Anno orribile, hanno commentato in tanti. Ed è un luogo comune non troppo esatto, perché anche il 2015 è stato duro. Ed è stato duro il 2014.
Il motivo di queste morie, in realtà, è piuttosto banale: l’anagrafe. Il rock che oggi celebra i suoi lutti è stato creato e reso grande da persone (e personaggi) che negli anni ’60 e ’70 avevano più di 20 anni. E che sono arrivati al nuovo millennio sopravvivendo spesso ad abusi e stravizi. Sono due generazioni arrivate al capolinea per motivi fisiologici e, nel caso dei morti prematuri, patologici.
«A morte è ’na livella», diceva Totò. E non è il caso di insistere in distinguo su quale degli illustri scomparsi sia stato il più grande. Questo compito, difficilissimo, tocca agli storici. Non ai tanti giornalisti, quelli non specializzati, che hanno ripreso alla meno peggio Wikipedia per ricostruire la carriera di Michael, né a quelli di settore, che inonderanno gli scaffali di biografie più o meno accurate per sfruttare l’onda lunga delle celebrazioni necrofile. Qui ci limitiamo a notare che il vuoto lasciato da questi artisti, che hanno riempito coi loro suoni e le loro immagini la seconda metà del secolo scorso, è irrimediabile e che lo star system difficilmente potrà riproporre modelli altrettanto genuini e originali, cioè non costruiti a tavolino dai manager e curatori d’immagine che nell’ultimo trentennio si sono moltiplicati a dismisura come una metastasi.
George Michael è stato l’iniziatore di questa tradizione di musicisti costruiti a tavolino. Voce morbida e gradevole ma niente di più, bell’aspetto e un certo gusto per le melodie, è nato negli ’80 come star formato famiglia per ragazzine. E questo ruolo lo ha imprigionato al punto di condizionarne in negativo la seconda metà della comunque lucrosissima carriera.
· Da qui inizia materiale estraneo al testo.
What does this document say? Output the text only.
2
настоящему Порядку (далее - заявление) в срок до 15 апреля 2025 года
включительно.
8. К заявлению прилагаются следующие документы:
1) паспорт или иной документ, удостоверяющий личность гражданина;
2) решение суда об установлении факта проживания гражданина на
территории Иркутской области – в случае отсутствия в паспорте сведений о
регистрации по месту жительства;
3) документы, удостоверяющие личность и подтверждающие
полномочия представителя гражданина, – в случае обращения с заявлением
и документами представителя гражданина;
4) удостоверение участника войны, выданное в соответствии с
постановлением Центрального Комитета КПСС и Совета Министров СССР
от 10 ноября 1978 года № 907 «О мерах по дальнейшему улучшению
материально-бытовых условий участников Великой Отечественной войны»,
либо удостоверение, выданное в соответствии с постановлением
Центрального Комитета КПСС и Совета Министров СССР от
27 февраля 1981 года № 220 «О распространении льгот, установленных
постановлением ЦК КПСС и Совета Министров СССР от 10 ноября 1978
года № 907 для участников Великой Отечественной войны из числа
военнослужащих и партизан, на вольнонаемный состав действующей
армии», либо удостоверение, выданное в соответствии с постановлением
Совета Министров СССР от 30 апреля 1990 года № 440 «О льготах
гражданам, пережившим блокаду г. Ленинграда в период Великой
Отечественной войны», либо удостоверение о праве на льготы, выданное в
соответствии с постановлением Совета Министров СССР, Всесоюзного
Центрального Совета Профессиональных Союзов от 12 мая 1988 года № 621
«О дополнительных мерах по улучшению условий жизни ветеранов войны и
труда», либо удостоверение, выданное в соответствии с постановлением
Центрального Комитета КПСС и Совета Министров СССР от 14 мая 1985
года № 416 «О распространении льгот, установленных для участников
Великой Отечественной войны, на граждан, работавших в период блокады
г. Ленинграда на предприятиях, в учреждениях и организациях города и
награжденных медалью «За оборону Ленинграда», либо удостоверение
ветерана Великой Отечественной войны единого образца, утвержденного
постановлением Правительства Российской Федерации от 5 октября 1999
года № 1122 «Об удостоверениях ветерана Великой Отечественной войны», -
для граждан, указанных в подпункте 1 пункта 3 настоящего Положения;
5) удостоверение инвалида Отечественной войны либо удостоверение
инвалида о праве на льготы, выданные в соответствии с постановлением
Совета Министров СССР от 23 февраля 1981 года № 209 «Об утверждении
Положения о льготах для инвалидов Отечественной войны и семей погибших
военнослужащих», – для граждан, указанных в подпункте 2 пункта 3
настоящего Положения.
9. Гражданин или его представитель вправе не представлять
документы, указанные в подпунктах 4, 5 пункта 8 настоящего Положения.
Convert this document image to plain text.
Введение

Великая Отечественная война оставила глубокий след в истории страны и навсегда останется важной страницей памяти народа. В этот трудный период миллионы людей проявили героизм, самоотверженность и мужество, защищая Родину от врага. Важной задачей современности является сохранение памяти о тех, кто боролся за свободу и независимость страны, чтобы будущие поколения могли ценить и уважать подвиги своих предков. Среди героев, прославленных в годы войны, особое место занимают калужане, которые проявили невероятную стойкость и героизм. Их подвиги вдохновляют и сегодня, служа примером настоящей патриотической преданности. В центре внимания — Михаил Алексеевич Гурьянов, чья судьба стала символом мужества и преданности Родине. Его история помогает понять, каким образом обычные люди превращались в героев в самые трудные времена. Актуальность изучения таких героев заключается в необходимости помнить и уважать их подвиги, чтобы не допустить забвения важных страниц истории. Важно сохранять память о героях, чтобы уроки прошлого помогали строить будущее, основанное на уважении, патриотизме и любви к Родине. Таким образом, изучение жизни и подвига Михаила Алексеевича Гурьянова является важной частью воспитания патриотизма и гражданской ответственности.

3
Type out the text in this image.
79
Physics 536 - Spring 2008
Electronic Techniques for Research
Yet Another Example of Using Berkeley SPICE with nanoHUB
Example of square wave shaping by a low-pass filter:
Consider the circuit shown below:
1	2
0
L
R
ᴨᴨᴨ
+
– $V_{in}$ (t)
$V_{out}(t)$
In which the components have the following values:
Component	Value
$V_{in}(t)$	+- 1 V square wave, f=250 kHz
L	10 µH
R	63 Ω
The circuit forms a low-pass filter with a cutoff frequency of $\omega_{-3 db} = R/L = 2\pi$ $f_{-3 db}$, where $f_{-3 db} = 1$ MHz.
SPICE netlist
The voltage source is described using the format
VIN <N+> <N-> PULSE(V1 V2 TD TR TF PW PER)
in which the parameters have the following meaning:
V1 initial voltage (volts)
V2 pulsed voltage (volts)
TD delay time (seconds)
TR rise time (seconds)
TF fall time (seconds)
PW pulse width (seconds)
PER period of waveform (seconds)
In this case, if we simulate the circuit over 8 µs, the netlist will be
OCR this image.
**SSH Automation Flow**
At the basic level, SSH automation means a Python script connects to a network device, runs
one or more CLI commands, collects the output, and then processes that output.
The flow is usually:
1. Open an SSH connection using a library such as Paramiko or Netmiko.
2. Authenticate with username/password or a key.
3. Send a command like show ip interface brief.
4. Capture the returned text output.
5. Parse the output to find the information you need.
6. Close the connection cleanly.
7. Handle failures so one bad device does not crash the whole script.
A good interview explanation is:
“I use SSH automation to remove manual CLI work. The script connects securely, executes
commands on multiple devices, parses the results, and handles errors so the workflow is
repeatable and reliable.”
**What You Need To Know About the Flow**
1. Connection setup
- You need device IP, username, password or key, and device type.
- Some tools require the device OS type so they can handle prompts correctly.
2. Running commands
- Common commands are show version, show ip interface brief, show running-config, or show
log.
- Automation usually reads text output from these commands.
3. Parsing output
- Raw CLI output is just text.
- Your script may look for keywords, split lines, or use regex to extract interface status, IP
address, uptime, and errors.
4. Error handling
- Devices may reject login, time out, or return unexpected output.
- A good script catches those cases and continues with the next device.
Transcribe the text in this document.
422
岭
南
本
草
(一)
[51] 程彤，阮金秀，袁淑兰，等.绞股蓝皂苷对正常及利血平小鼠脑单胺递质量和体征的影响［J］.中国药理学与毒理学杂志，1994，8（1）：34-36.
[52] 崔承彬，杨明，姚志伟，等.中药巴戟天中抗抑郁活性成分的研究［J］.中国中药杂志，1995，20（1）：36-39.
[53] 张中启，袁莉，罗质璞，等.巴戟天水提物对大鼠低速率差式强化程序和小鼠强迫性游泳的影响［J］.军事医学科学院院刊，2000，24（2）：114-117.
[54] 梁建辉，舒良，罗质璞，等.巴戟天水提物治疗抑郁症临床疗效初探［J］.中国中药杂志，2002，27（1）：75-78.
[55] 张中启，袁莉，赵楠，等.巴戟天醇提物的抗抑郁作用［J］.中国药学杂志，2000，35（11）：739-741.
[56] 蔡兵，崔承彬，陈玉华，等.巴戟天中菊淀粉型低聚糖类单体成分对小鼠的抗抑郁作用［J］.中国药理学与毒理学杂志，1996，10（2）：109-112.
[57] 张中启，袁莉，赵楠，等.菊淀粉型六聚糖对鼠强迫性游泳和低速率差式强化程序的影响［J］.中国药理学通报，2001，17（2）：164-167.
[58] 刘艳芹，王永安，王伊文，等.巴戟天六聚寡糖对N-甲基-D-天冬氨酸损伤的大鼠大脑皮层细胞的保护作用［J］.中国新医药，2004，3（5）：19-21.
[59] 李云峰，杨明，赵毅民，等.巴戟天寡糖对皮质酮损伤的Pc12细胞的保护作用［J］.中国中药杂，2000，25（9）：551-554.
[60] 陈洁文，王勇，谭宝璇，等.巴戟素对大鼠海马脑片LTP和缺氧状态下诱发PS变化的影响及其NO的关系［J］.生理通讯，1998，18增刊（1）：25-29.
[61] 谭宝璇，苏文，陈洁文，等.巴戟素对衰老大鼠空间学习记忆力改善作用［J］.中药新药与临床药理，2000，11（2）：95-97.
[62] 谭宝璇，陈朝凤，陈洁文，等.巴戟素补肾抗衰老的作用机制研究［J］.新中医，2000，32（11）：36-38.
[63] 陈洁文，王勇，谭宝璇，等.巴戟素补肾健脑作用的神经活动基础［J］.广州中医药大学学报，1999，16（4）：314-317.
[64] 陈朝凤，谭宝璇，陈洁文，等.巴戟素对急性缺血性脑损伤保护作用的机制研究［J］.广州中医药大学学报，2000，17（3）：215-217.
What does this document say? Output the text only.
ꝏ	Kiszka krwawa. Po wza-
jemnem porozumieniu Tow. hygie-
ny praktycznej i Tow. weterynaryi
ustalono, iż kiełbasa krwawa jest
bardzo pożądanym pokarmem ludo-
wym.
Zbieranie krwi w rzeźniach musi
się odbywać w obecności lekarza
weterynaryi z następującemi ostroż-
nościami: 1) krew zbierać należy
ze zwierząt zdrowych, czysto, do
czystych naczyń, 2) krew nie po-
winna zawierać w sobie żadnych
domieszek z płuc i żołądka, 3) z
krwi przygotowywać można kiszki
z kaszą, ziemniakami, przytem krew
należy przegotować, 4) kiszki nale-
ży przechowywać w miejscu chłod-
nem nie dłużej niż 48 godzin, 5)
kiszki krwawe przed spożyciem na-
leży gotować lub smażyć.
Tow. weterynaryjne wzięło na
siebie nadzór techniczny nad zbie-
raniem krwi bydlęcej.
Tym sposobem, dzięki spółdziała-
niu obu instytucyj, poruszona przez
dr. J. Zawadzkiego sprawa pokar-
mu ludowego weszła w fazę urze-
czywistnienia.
Prendiamo l’esempio dell’omosessualità: a riprova di come il pop possa essere più bacchettone e maschilista del metal, fare outing per George Michael è stato più difficile che per Rob Halford, il mitico cantante dei Judas Priest: non si può lucrare una fortuna sulle tasche delle teenager e poi dire loro che è meglio bussare altrove per i propri sogni adolescenziali. Il secondo confessò le proprie inclinazioni senza problemi (tanto più che i Priest avevano avuto non pochi guai d’immagine a causa di una brutta vicenda di pedofilia per cui era stato condannato il loro ex batterista Dave Holland). Michael, invece, ha dovuto subire la morte per Aids del proprio compagno, avvenuta nel ’93, prima di poter esternare. E poi la vita da sbandato, passato da uno scandalo all’altro fino al tragico epilogo di Natale.
Eppure anche nel suo caso resta qualcosa: il sax languido e il coro stiracchiato di Careless Whisper ci ricorderanno le feste dell’adolescenza e il techno pop sognante di Last Christmas ci ricorderà, anche negli anni a venire, che il Natale resta il tempo dei sogni, anche se non è più il Natale opulento e carico di illusioni degli anni ’80.
Volenti o nolenti, alcune canzoni dell’artista anglo-greco fanno parte della nostra colonna sonora. Una soundtrack spesso coatta, letteralmente imposta dai media. Ma anche questo fa parte del gioco, perché nei film la musica è imposta dai registi e dai produttori e il film della vita (non più in bianco e nero come per i nostri genitori, ma con i colori finti e brillanti di trent’anni orsono) non fa eccezione.